Four rules for impact-driven innovation

Matan Berkowitz is a fascinating character. Interdisciplinary artist, entrepreneur and renowned speaker, his varied background has given him a somewhat unique take on innovation and the role it can play in helping those who need it most.

We caught up with Matan recently in Boston, following Virgin Atlantic’s latest Business is an adventure event, to learn more about what’s  keeping him busy and the rules of innovation he’s picked up over the years in his roles as artist, entrepreneur, film director, band leader and event producer.

"What I’m really interested in is having my own innovation lab, somewhere to build things up internally and test them. I’ve been to lots of different innovation labs in places like Harvard and MIT to see what they have," explains Matan. "The two things that I’m passionate about the most are applying innovation to art and creativity on the one hand, and on the other to impact. Almost everything I do is around innovation, creativity or impact - it always has to rank high when I test it against this equation."

Through his work in various sectors Matan has picked up a wide range of tactics to ensure focused and impact-driven innovation, here we pick just four from our discussion with him.

1. Target innovation at the bottom of the pyramid

Breaking down the barriers around art is a big passion for Matan. As he sees it there are two main issues, the first being that of time, ability and skill - something we will all face. The second, however, is where he feels he can make a real difference - disability and inclusion.

"I look at this barrier as a pyramid, let’s take music as an example. At the top of this pyramid we have professional musicians who have all the skills, equipment, knowledge and experience.

"Then you have hobbyists, they have some of knowledge and equipment but not all and don’t make money from what they do. Below that we have non-musicians, who have to start from pretty much scratch and don’t have any knowledge. Finally, there are those who are experiencing real challenges in attempting to express themselves or learn a type of skill. If you start at the bottom with these people, creating ways to help them, then you are going to affect the whole pyramid.

"If you have someone who mentally or physically struggles with playing the piano, and you can create an innovative tool to make it fast and easier for them to do so, then you’re going to have a tool that can probably apply to everyone."

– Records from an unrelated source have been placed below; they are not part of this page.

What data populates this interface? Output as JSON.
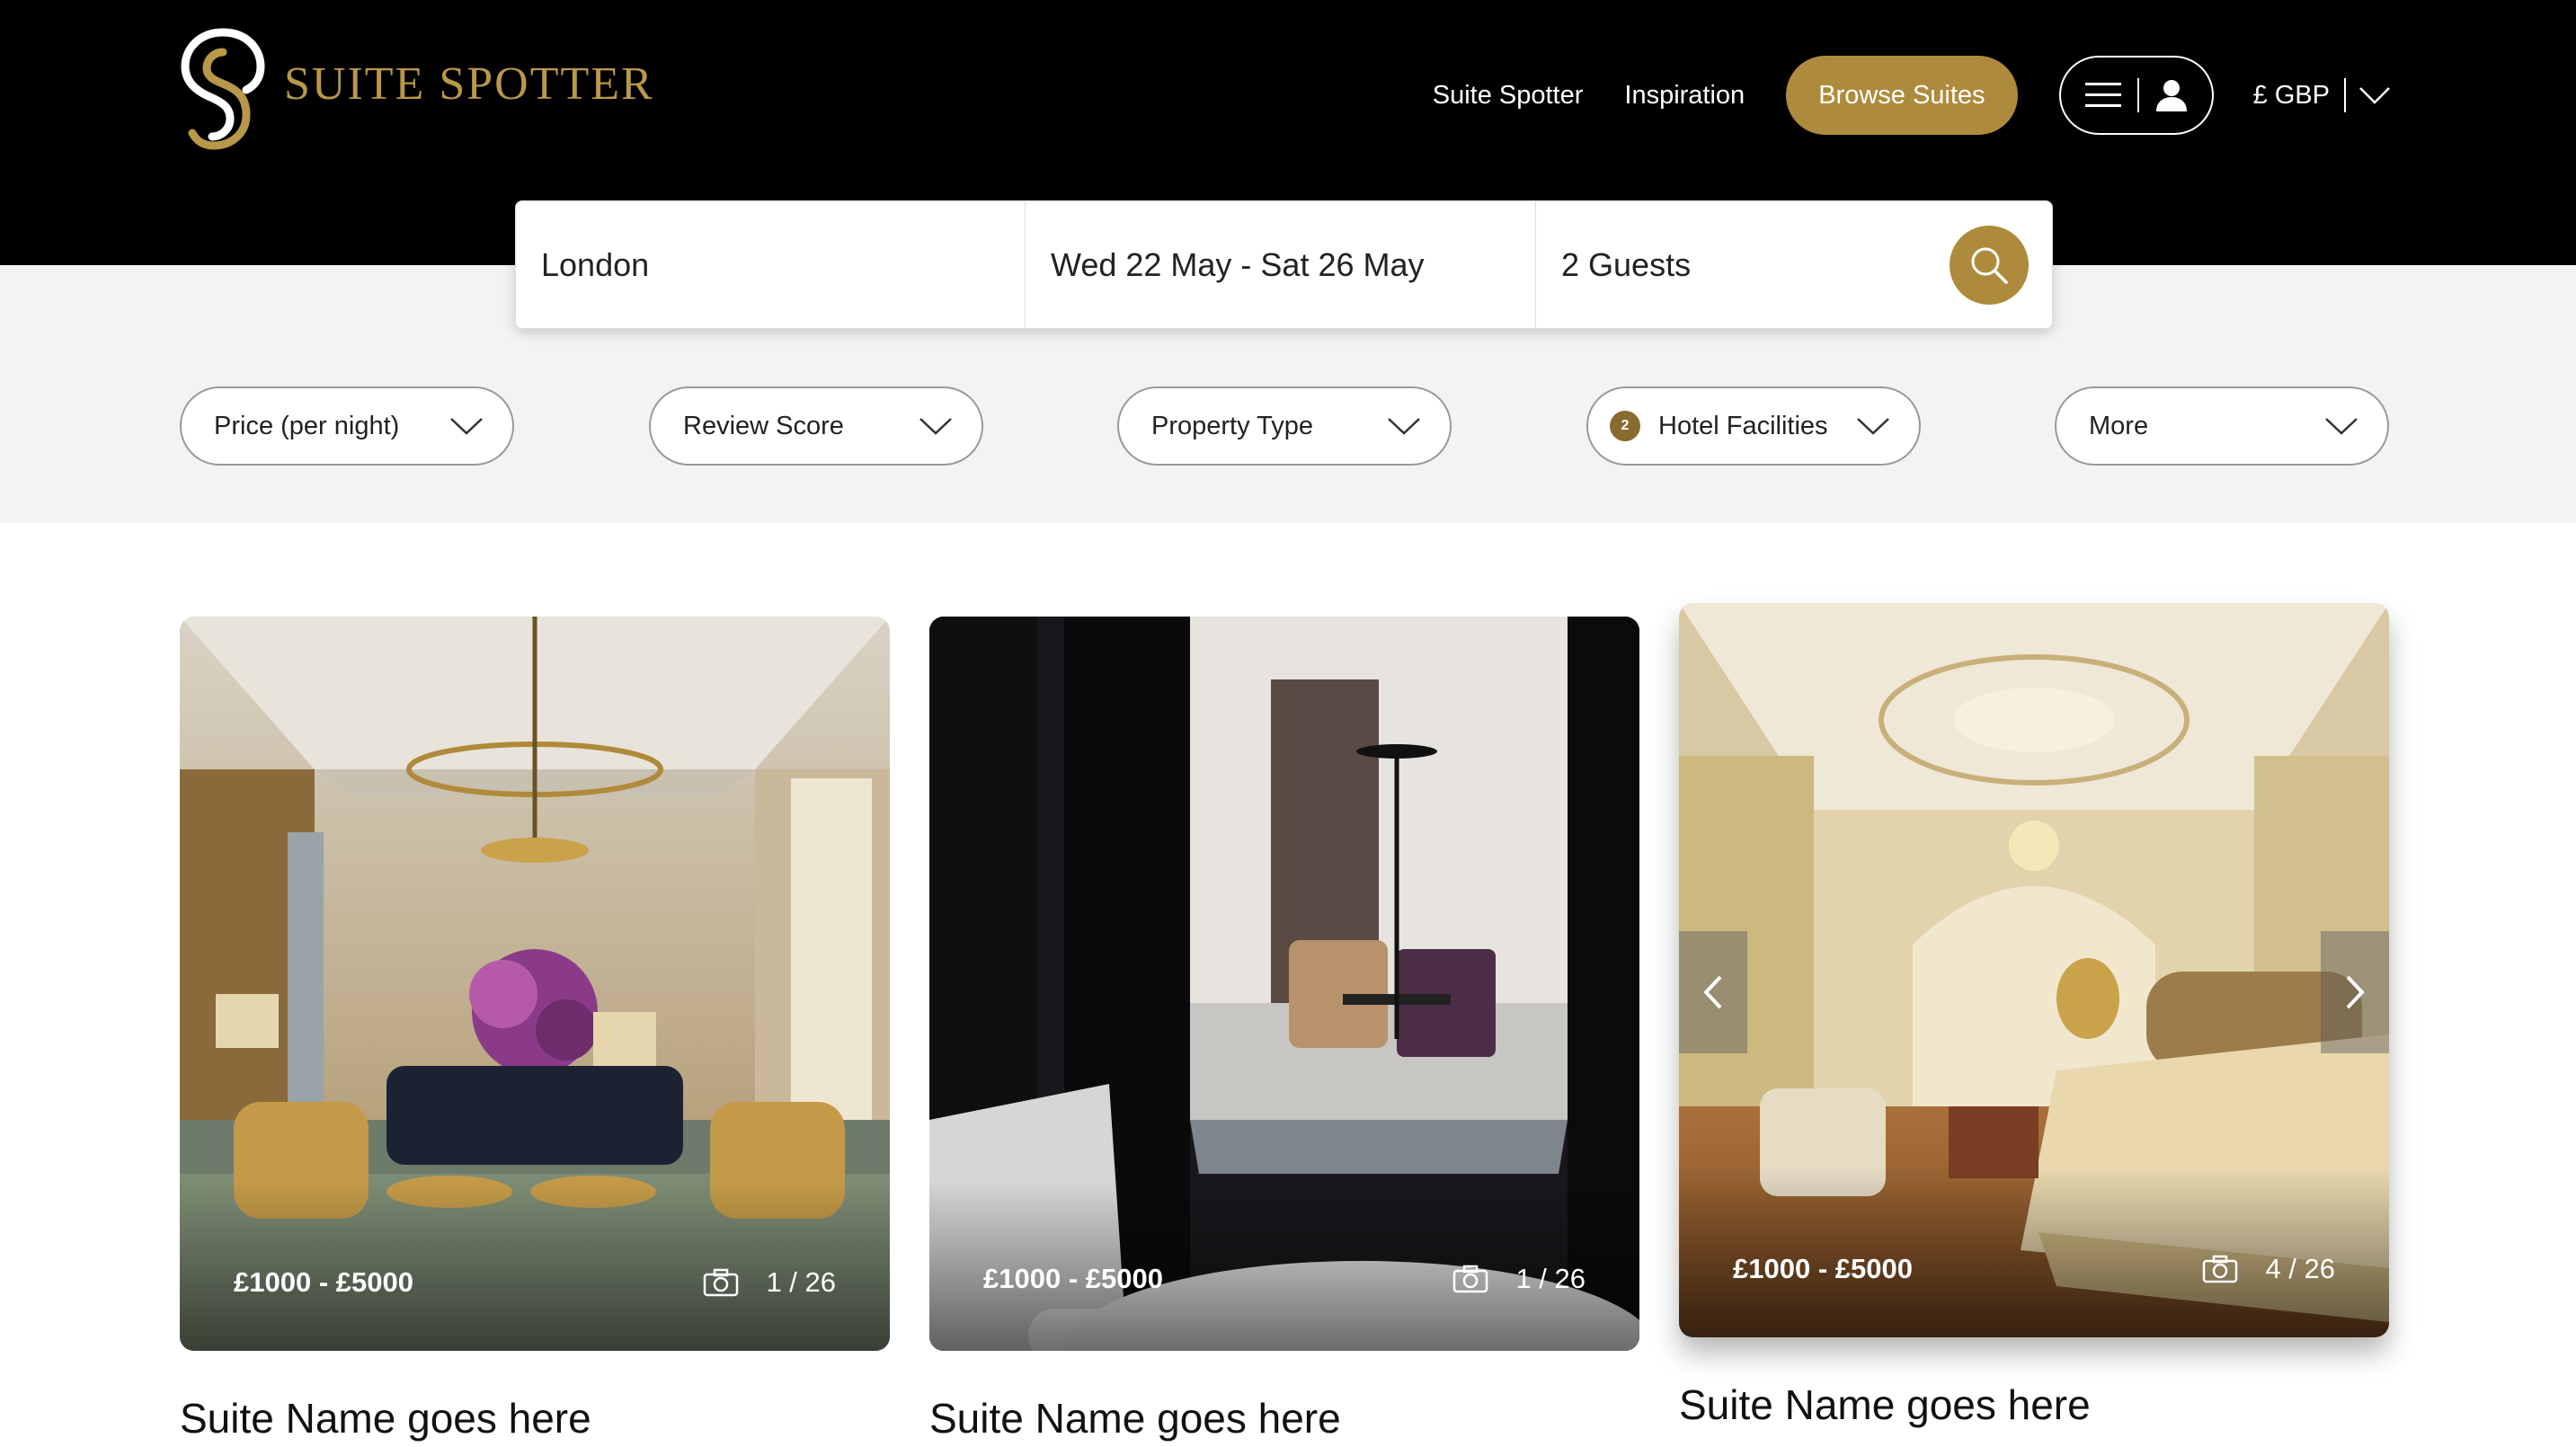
{
  "brand": {
    "name": "SUITE SPOTTER",
    "accent": "#ae8b3c"
  },
  "nav": {
    "links": [
      "Suite Spotter",
      "Inspiration"
    ],
    "browse_label": "Browse Suites",
    "menu_icon": "hamburger-icon",
    "user_icon": "user-icon",
    "currency": "£ GBP"
  },
  "search": {
    "location": "London",
    "dates": "Wed 22 May - Sat 26 May",
    "guests": "2 Guests",
    "icon": "search-icon"
  },
  "filters": [
    {
      "label": "Price (per night)"
    },
    {
      "label": "Review Score"
    },
    {
      "label": "Property Type"
    },
    {
      "label": "Hotel Facilities",
      "badge": "2"
    },
    {
      "label": "More"
    }
  ],
  "cards": [
    {
      "price": "£1000 - £5000",
      "photo_index": "1 / 26",
      "name": "Suite Name goes here"
    },
    {
      "price": "£1000 - £5000",
      "photo_index": "1 / 26",
      "name": "Suite Name goes here"
    },
    {
      "price": "£1000 - £5000",
      "photo_index": "4 / 26",
      "name": "Suite Name goes here"
    }
  ]
}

2. The importance of disconnecting

As Matan explains at the start of the below TEDx Talk, time to yourself - away from the lures of smartphones - can result in the best ideas finding their way to you.

"Our free time is now completely filled with content, which we’re not in control of. Everyone, including myself, seems to be completely addicted to this - it’s so hard to disconnect. Before coming to Boston I took a week in New York to be alone, I found myself trying really hard when I woke up in the morning to not reach for my mobile.

"When I managed to avoid it I could prepare myself, process dreams, stretch my body and generally have a plan for the day. People are taking their phones to the bathrooms, looking at them during conversation and this sort of technology is only going to become further engrained into our lives."

3. Set yourself a time limit

As a veteran of many hackathons Matan has picked up a number of techniques that enable the natural flow of innovation and yield positive results, one of which centres on the importance of a rigid time limit.

"At a hackathon you will have people from a number of disciplines, so how do you keep them both engaged and motivated? We need to work hard and have fun but it also needs to feel like something that’s important, if you get that collaborative spirit in the room it’s great. It’s a social experience but it needs to matter. Hackathons are great as they’re based on a time limit.

"You usually want to have a time limit. If you look at a 24 hour hackathon, most of the work is going to be done in the last eight hours. With a 72 hour hackathon, most of the work is also going to be done in the last eight hours. Time is important. The more time you have, the more time you can spend planning and trying stuff out - when stuff need to starts happening it will."

4. Expand your network

As a prolific speaker and a serial collaborator Matan is a big believer in travel and meeting new people, the benefits of which may not always be what you either expected or needed at that particular moment.

"When you travel around and get up on stage it changes a few different things, one of these is the ability to network. Through this you get exposed to so many more ideas, content and culture. Networking is not about money, friends or recognition, it’s about finding people who are doing interesting things. Even if what you end up doing with them is not what you met them for, or attracted you to them, you now know the right person to go to if something comes up.

"One of my art projects is focused on creating trees around the world that are all interconnected. It started in Israel with my friend but through a connection in Sweden we managed to get funding from Stockholm, now we’re connecting the two countries. Meeting these people expands your work but it also makes you better at it - the more people you meet, the more times you will have to explain what you do and why you do it, this is important."